Chapt 41 p224. A typical data set assembled for the Equatorial Strip by my team at Cardiff and Julianne Dalcanton’s Sloan team at the University of Seattle. No such combination had ever been available before! Bottom left is the original detection made by Diego in his PhD thesis, marked with a dot. Bottom right the confirming data made by scanning the position at Parkes at higher spectral resolution. Note the characteristic double-horned profile. Top left is Julianne’s Sloan image at that position showing an edge-on spiral. Top right the Sloan otical spectrum obtained by placing an optical fibre on the galaxy nucleus.Together these data removed all doubt about the identification of the Hydrogen signal with its optical counterpart,

Chapter 41, p226. An absolutely key image showing a montage of Dalcanton’s Sloan images of some of our Equatorial Strip Hydrogen sources identified at Parkes. Look how various they are, some virtually invisible. Yet the 6 most luminous objects here are the 6 bottom right, all containing more Hydrogen than our huge Milky Way. The most luminous of all is the smudge to the left of the edge-on disc with the bright nucleus. It’s so dim as to be almost lost below our terrestrial sky. This montage alone can leave no doubt that the cosmos is stuffed with Hidden Galaxies. And yet there are some professional astronomers who cannot bring themselves to admit it.

Chapter 45, p243.The Jodrell Bank 250 foot radio dish built out of wartime scrap by Sir Bernard Lovell of Manchester University back in the 1950’s.
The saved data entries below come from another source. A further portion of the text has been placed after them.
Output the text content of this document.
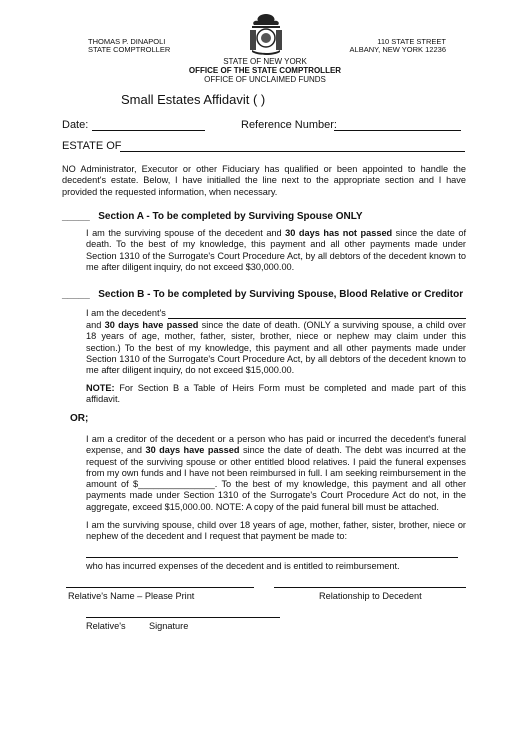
THOMAS P. DINAPOLI
STATE COMPTROLLER
110 STATE STREET
ALBANY, NEW YORK 12236
STATE OF NEW YORK
OFFICE OF THE STATE COMPTROLLER
OFFICE OF UNCLAIMED FUNDS
Small Estates Affidavit ( )
Date:	Reference Number:
ESTATE OF
NO Administrator, Executor or other Fiduciary has qualified or been appointed to handle the decedent's estate. Below, I have initialled the line next to the appropriate section and I have provided the requested information, when necessary.
_____ Section A - To be completed by Surviving Spouse ONLY
I am the surviving spouse of the decedent and 30 days has not passed since the date of death. To the best of my knowledge, this payment and all other payments made under Section 1310 of the Surrogate's Court Procedure Act, by all debtors of the decedent known to me after diligent inquiry, do not exceed $30,000.00.
_____ Section B - To be completed by Surviving Spouse, Blood Relative or Creditor
I am the decedent's
and 30 days have passed since the date of death. (ONLY a surviving spouse, a child over 18 years of age, mother, father, sister, brother, niece or nephew may claim under this section.) To the best of my knowledge, this payment and all other payments made under Section 1310 of the Surrogate's Court Procedure Act, by all debtors of the decedent known to me after diligent inquiry, do not exceed $15,000.00.
NOTE: For Section B a Table of Heirs Form must be completed and made part of this affidavit.
OR;
I am a creditor of the decedent or a person who has paid or incurred the decedent's funeral expense, and 30 days have passed since the date of death. The debt was incurred at the request of the surviving spouse or other entitled blood relatives. I paid the funeral expenses from my own funds and I have not been reimbursed in full. I am seeking reimbursement in the amount of $_______________. To the best of my knowledge, this payment and all other payments made under Section 1310 of the Surrogate's Court Procedure Act do not, in the aggregate, exceed $15,000.00. NOTE: A copy of the paid funeral bill must be attached.
I am the surviving spouse, child over 18 years of age, mother, father, sister, brother, niece or nephew of the decedent and I request that payment be made to:
who has incurred expenses of the decedent and is entitled to reimbursement.
Relative's Name – Please Print	Relationship to Decedent
Relative's	Signature
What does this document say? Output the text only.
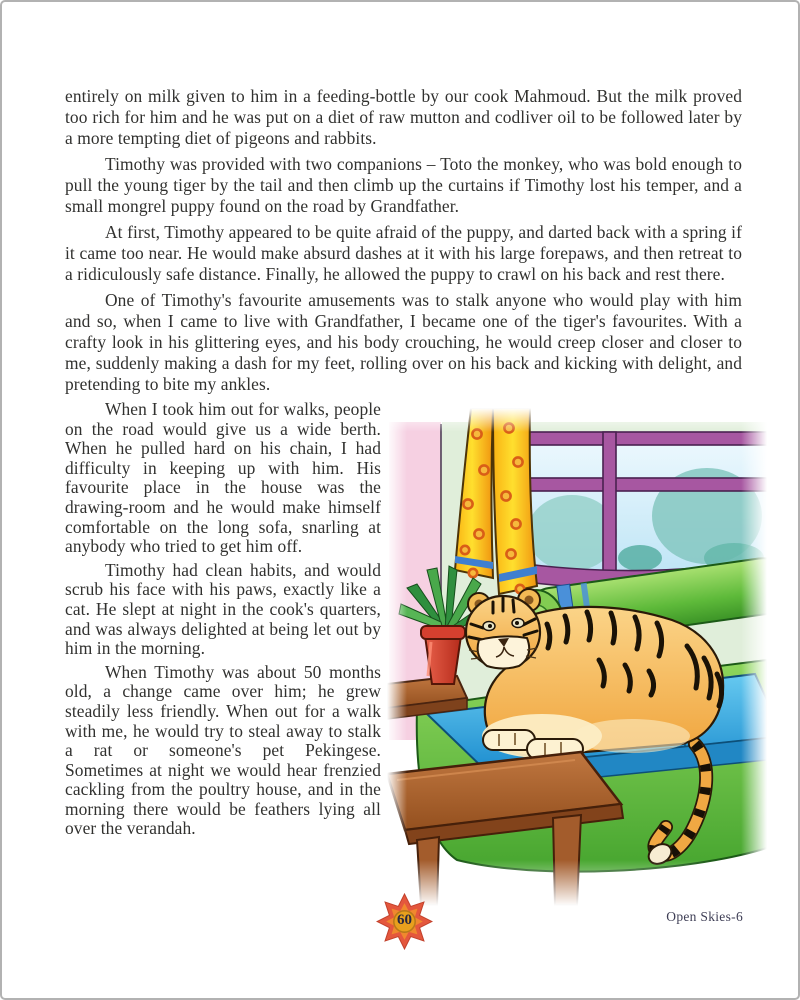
entirely on milk given to him in a feeding-bottle by our cook Mahmoud. But the milk proved too rich for him and he was put on a diet of raw mutton and codliver oil to be followed later by a more tempting diet of pigeons and rabbits.

Timothy was provided with two companions – Toto the monkey, who was bold enough to pull the young tiger by the tail and then climb up the curtains if Timothy lost his temper, and a small mongrel puppy found on the road by Grandfather.

At first, Timothy appeared to be quite afraid of the puppy, and darted back with a spring if it came too near. He would make absurd dashes at it with his large forepaws, and then retreat to a ridiculously safe distance. Finally, he allowed the puppy to crawl on his back and rest there.

One of Timothy's favourite amusements was to stalk anyone who would play with him and so, when I came to live with Grandfather, I became one of the tiger's favourites. With a crafty look in his glittering eyes, and his body crouching, he would creep closer and closer to me, suddenly making a dash for my feet, rolling over on his back and kicking with delight, and pretending to bite my ankles.

When I took him out for walks, people on the road would give us a wide berth. When he pulled hard on his chain, I had difficulty in keeping up with him. His favourite place in the house was the drawing-room and he would make himself comfortable on the long sofa, snarling at anybody who tried to get him off.

Timothy had clean habits, and would scrub his face with his paws, exactly like a cat. He slept at night in the cook's quarters, and was always delighted at being let out by him in the morning.

When Timothy was about 50 months old, a change came over him; he grew steadily less friendly. When out for a walk with me, he would try to steal away to stalk a rat or someone's pet Pekingese. Sometimes at night we would hear frenzied cackling from the poultry house, and in the morning there would be feathers lying all over the verandah.

60	Open Skies-6
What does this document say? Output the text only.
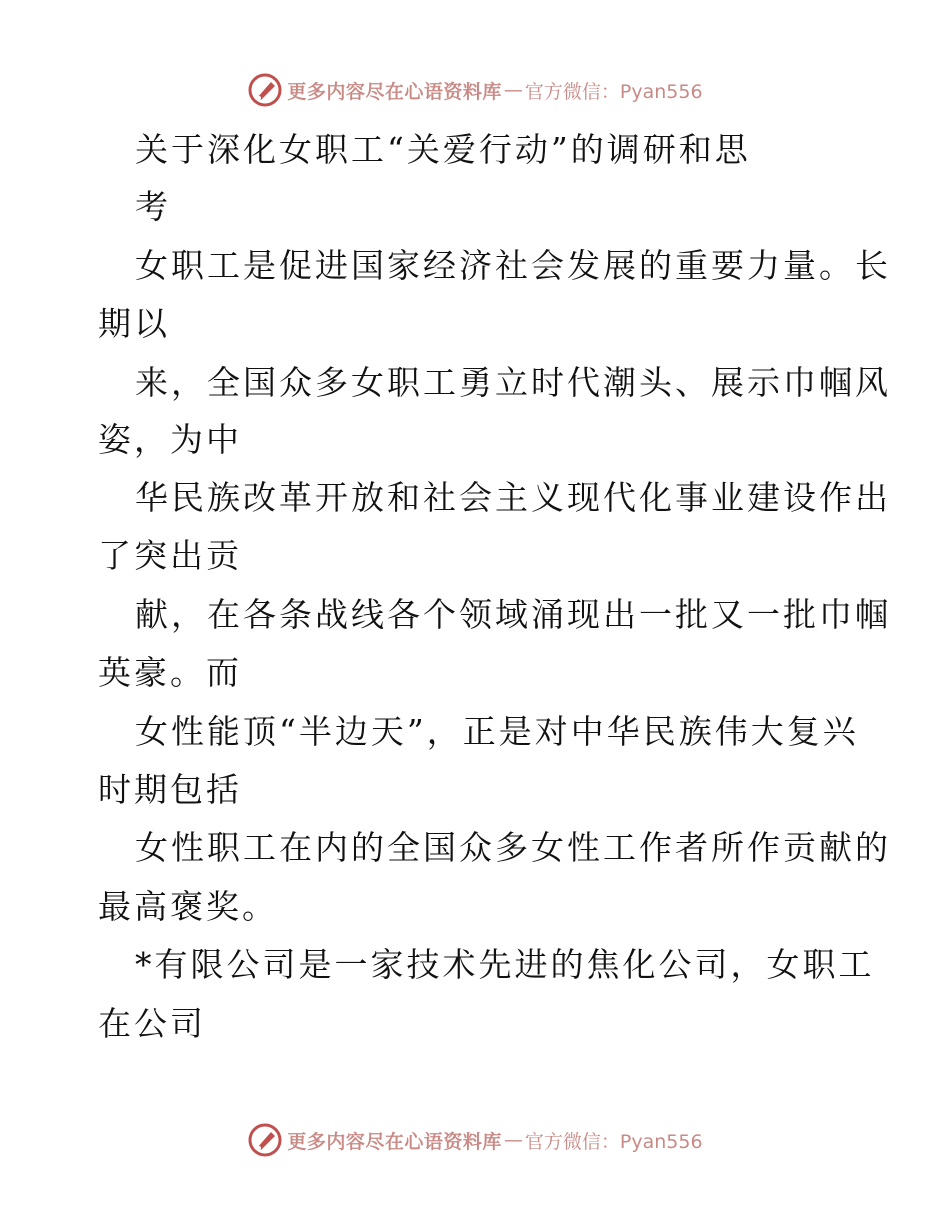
更多内容尽在心语资料库 — 官方微信：Pyan556
关于深化女职工“关爱行动”的调研和思
考
女职工是促进国家经济社会发展的重要力量。长
期以
来，全国众多女职工勇立时代潮头、展示巾帼风
姿，为中
华民族改革开放和社会主义现代化事业建设作出
了突出贡
献，在各条战线各个领域涌现出一批又一批巾帼
英豪。而
女性能顶“半边天”，正是对中华民族伟大复兴
时期包括
女性职工在内的全国众多女性工作者所作贡献的
最高褒奖。
*有限公司是一家技术先进的焦化公司，女职工
在公司
更多内容尽在心语资料库 — 官方微信：Pyan556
My favourite radio telescope used by Jon Davies’ team to locate the first truly Dark Galaxy , which is in the Virgo Cluster to which we belong.Why not go along and see the magnificent dish at the Visitor centre near Macclesfield in Cheshire.

chapter 47 p 253.The perfect correspondence between galaxy Dynamical Mass (vertical by logarithm) and Optical Luminosity (horizontal by logarithm) for two quite different samples, one radio selected, (red) one optically selected (blue). Why they should be so perfectly correlated is, to say the least puzzling because the mass is almost entirely Dark Matter whilst the light all comes from stars which are made of ordinary matter. Um….

Chapter 50, p 253. Cape Canaveral ready to launch 2009. Shuttle Atlantis is in the foreground ready to go up on its very last mission to the HST with our camera WFC 3 which is still functioning in 2025. In the background is Endeavour ready to launch as a lifeboat if Atlantis should fail. The orange structure is the huge cryogenic fuel tank, and strapped to it one can see one of the 2 solid state boosters.

Venice 2010, the garden of the Palazzo Francescetti photographed by me from the Ponte Acadamia over the Grand Canal. We astronomers and astronauts gathered here for several days to discuss the latest results from the HST and to celebrate its 20th birthday and the 400th birthday of Galileo’s Starry Messenger the founding document of the whole Enlightenment.